Mercredi 12 Décembre, 2018

On saura bientôt combien de vaudouisants pratiquants vivent en Haiti

Guédé au cimetière de Port-au-Prince,1er novembre 2017/ Photos: Estailove St-Val/ Loop Haiti

Guédé au cimetière de Port-au-Prince,1er novembre 2017/ Photos: Estailove St-Val/ Loop Haiti

En 2018, Haiti va enfin avoir droit à son cinquième Recensement général de la population et de l’habitat (RGPH-2018). C’est l’Institut haïtien de statistique et d’informatique (IHSI) qui en a fait le lancement le 7 décembre 2017, à Port-au-Prince.

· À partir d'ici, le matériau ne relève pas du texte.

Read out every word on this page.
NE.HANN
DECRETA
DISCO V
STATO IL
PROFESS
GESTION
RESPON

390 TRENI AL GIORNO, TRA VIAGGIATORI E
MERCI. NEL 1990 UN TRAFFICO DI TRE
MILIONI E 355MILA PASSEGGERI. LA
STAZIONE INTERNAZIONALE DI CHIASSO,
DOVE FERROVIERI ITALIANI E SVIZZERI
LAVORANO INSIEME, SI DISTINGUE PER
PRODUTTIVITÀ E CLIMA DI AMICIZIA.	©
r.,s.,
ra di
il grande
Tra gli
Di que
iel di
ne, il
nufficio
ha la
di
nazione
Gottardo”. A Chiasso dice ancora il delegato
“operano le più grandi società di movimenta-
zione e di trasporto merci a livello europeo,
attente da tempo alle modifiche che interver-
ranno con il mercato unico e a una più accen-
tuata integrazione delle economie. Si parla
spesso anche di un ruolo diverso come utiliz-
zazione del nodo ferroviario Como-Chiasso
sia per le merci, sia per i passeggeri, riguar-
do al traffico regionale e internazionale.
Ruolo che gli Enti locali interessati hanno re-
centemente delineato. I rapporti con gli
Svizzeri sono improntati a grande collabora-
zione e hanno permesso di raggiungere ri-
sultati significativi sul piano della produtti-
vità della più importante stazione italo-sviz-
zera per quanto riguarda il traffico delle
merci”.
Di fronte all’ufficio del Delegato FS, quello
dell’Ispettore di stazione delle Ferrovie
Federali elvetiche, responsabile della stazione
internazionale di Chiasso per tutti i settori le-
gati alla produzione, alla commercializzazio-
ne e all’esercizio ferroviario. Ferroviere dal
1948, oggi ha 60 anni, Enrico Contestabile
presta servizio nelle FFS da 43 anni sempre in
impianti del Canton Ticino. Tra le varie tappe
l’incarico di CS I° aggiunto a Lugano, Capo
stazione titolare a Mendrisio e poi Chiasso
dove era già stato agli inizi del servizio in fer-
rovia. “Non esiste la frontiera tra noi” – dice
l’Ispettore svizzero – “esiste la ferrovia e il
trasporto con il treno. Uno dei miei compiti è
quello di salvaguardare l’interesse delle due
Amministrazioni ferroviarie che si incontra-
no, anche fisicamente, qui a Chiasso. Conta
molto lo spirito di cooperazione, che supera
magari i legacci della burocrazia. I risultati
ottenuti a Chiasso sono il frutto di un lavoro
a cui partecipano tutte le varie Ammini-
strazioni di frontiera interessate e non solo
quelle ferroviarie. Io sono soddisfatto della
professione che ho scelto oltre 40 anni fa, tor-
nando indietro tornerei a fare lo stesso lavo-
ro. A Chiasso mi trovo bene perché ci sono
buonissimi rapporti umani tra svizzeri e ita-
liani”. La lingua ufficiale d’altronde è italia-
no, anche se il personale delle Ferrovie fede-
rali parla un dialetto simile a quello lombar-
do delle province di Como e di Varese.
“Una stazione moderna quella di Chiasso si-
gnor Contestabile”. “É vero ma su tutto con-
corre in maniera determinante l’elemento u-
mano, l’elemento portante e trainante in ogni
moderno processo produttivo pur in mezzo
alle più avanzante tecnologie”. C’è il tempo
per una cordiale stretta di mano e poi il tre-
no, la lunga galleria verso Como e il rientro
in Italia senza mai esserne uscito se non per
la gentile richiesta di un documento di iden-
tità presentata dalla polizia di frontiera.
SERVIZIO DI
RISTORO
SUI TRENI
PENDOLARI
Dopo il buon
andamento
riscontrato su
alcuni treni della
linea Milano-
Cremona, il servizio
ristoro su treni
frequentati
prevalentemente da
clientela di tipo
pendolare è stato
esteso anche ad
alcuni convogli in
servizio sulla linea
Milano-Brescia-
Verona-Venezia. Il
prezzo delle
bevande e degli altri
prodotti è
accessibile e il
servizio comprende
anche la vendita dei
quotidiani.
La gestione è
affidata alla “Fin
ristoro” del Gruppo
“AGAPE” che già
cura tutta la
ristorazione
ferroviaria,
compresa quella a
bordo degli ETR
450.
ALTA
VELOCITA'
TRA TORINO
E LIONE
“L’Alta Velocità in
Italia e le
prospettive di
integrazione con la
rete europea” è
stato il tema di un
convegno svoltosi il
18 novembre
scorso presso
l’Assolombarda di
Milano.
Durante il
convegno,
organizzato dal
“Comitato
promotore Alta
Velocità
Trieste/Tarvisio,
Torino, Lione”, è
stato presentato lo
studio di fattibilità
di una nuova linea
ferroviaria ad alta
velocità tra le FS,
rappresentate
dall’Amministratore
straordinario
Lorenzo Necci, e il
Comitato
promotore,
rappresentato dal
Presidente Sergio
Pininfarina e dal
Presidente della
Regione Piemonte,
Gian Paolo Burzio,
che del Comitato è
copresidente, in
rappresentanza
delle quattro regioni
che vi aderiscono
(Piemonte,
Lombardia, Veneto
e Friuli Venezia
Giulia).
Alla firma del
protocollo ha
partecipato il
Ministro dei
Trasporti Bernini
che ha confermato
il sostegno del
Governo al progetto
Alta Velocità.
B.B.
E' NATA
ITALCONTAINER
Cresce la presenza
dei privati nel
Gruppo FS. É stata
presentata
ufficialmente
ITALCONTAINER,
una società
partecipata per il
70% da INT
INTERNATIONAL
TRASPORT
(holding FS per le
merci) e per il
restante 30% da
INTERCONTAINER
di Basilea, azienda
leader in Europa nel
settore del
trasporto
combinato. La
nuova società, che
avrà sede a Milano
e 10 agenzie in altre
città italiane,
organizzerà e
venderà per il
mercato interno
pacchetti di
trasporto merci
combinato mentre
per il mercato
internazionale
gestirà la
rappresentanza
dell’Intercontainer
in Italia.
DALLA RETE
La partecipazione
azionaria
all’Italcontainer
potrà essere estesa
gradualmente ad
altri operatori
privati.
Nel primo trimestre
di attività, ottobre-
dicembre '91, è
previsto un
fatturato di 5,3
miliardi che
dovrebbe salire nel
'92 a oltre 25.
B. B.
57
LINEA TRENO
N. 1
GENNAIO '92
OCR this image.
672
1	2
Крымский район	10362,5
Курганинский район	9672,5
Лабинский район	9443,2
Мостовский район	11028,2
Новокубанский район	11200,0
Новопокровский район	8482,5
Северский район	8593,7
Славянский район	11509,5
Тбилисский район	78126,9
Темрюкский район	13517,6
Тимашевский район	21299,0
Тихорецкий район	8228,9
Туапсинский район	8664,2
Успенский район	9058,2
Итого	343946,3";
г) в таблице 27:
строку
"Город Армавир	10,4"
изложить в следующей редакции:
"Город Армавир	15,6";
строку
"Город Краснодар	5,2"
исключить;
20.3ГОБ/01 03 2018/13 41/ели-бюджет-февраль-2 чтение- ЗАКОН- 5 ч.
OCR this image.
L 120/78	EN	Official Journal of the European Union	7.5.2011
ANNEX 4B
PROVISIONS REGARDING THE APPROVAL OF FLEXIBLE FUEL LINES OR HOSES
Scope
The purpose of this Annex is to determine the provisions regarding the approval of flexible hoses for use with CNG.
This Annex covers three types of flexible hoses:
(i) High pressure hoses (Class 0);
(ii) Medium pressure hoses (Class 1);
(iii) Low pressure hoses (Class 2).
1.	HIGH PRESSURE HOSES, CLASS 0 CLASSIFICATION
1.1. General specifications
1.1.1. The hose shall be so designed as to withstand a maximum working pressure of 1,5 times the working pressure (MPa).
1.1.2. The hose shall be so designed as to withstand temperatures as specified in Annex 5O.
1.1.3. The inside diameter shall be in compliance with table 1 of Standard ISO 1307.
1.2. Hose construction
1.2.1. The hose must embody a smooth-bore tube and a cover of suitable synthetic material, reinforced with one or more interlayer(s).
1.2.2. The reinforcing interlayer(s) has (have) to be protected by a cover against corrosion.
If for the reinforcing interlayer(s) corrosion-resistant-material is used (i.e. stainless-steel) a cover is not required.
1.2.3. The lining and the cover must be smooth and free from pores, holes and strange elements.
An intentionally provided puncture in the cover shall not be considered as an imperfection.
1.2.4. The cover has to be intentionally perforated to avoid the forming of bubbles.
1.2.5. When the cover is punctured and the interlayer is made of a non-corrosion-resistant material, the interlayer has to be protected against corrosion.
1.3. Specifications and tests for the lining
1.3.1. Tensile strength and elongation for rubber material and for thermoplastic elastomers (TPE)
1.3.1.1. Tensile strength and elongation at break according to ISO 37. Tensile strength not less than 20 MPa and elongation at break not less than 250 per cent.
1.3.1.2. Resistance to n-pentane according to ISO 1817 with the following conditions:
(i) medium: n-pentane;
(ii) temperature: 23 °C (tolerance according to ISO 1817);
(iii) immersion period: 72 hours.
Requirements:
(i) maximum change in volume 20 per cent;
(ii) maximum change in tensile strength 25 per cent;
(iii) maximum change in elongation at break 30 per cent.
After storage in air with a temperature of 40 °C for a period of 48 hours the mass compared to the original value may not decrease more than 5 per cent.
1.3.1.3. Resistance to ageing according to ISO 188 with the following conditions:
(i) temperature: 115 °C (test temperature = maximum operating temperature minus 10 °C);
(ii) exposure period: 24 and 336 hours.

La confédération nationale des vodouisants haïtiens (KNVA) organisera elle aussi, dans le cadre du RGPH-2018, « une sorte de recensement » en vue d’identifier et répertorier les lieux de cultes, les lieux sacrés, les « lakou » existant dans le pays. Cela permettra d’avoir les chiffres exacts quant au nombre de vaudouisants pratiquants (« pitit-fèy »), appartenant à une structure vaudou permanante, vivant en Haiti.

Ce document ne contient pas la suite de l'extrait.